The Swiss economy will grow by 1.4 % in 2025 – SECO

In its economic expectations in March, the State Secretariat in Switzerland for Economic Affairs (SECO) said that “the Swiss economy will grow by 1.4 % in 2025.”

Additional fast food

2025 GDP local product (average sporty event) sees at +1.4 % (previous expectations +1.5 %) were.

2026 GDP local product (average sporting event) sees at +1.6 % (previous expectations +1.7 %) were.

2025 consumer price index sees +0.3 % (previous expectations +0.3 %) were.

The Swiss government sees 2026 consumer price index at +0.6 % (previous expectations +0.7 %) were.

The Swiss economy is seen growing less than the historical average for another two years.

Market reaction

Time to write this report, USD/CHF He decreased by 0.09 % a day, trading at about 0.8800.

Common questions about the Swiss economy

Switzerland is the ninth economy, which is measured by GDP GDP (GDP) in the European continent. The gross domestic product of the individual – a broad measure of medium living levels – is ranked first in the world, which means it is one of the richest countries in the world. Switzerland tends to be in the higher centers in the world rankings on living levels, development indexes, competitiveness or innovation.

Switzerland is an open economy and a free market depends mainly on the services sector. The Swiss economy has a strong export sector, and the adjacent European Union (EU) is its main business partner. Switzerland is a pioneering source of watches and watches, and hosts the leading companies in the food, chemical and pharmaceutical industries. The country is an international tax haven, as tax rates and income tax are available compared to its European neighbors.

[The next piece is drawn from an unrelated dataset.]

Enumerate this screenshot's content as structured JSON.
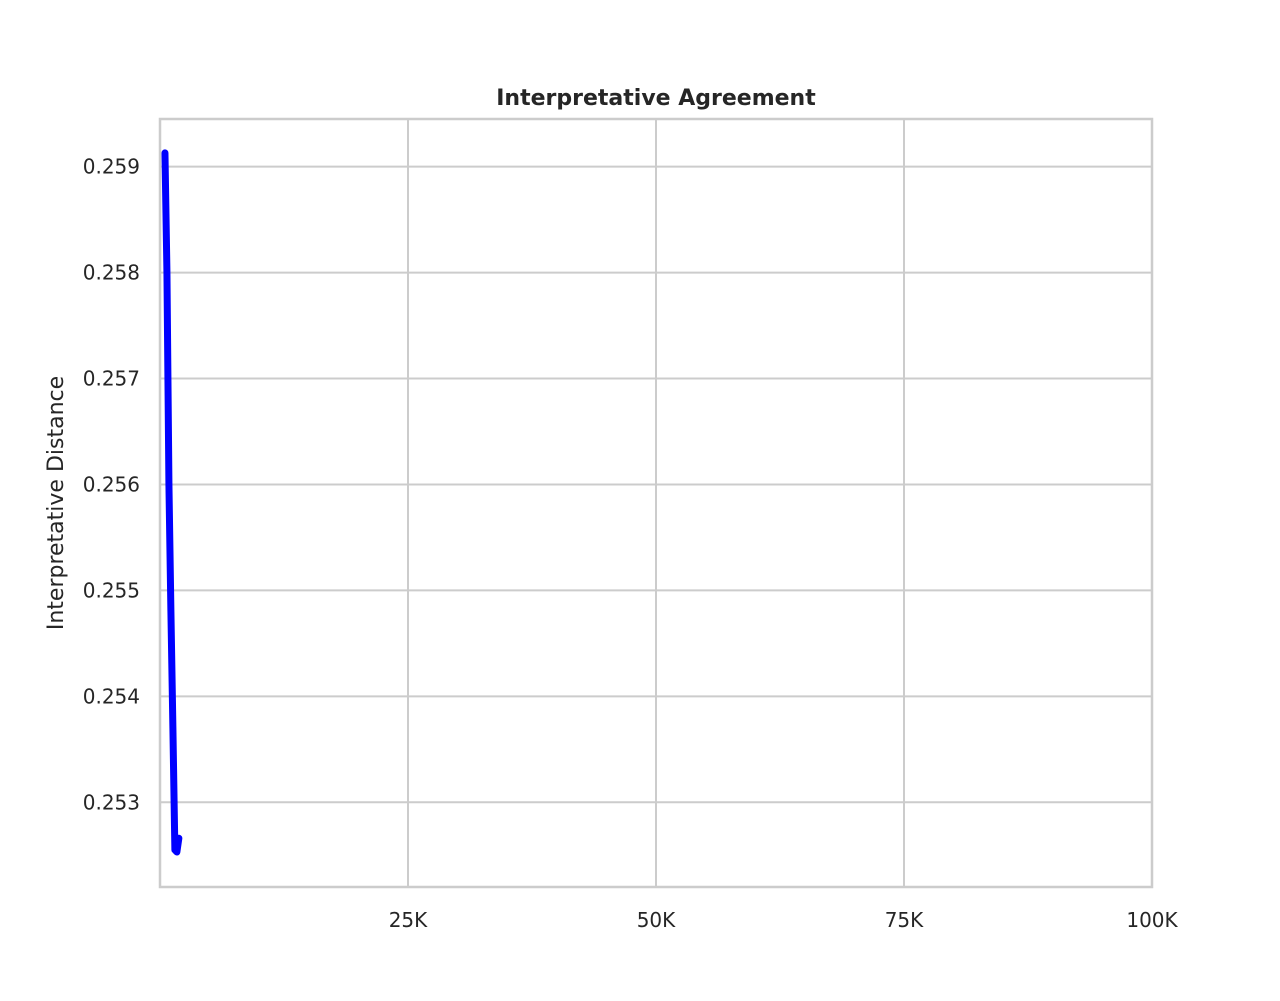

As a high -income country, the Swiss economy growth rate has decreased over the past decades. However, its political and economic stability, levels of higher education, and companies with a higher level in many industries and put them in tax download made it a favorite destination for foreign investment. This generally benefited from the Swiss franc (CHF), which historically maintained relatively strong against its main peers. In general, a good performance of the Swiss economy – based on high growth, low unemployment and stable prices – tends to estimate the Chif. On the contrary, if economic data indicates poor momentum, CHF is likely to decrease.

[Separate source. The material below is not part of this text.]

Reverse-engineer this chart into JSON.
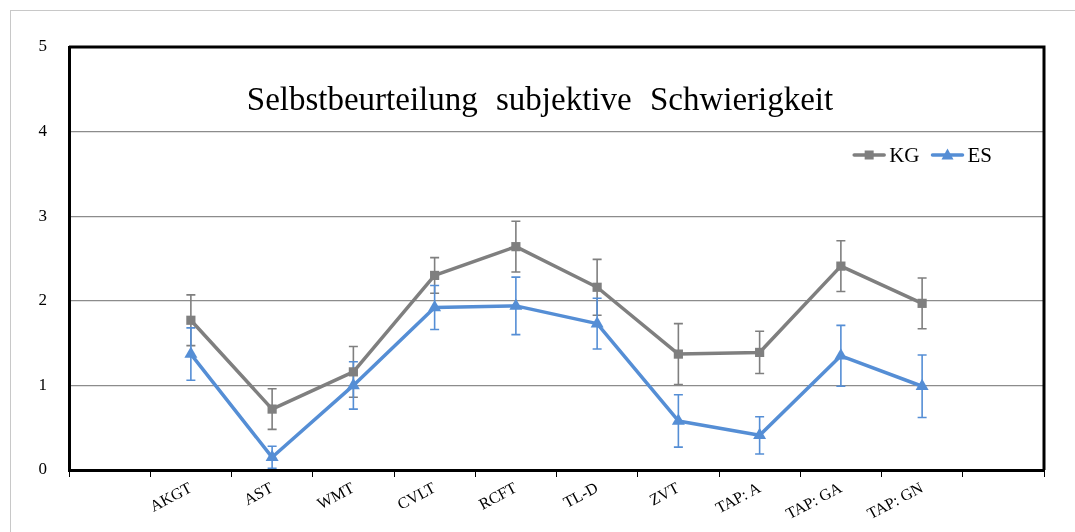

Switzerland is not a source of commodities, so the prices of public goods are not a major engine for Swiss franc (CHF). However, there is a slight relationship with both gold and oil prices. With gold, the CHF condition served as a secure reduced and the fact that the currency that was supported by the precious metal means that both assets tend to move in the same direction. With oil, a paper released by the Swiss National Bank (SNB) indicates that the rise in oil prices can negatively affect the CHF evaluation, because Switzerland is a net fuel.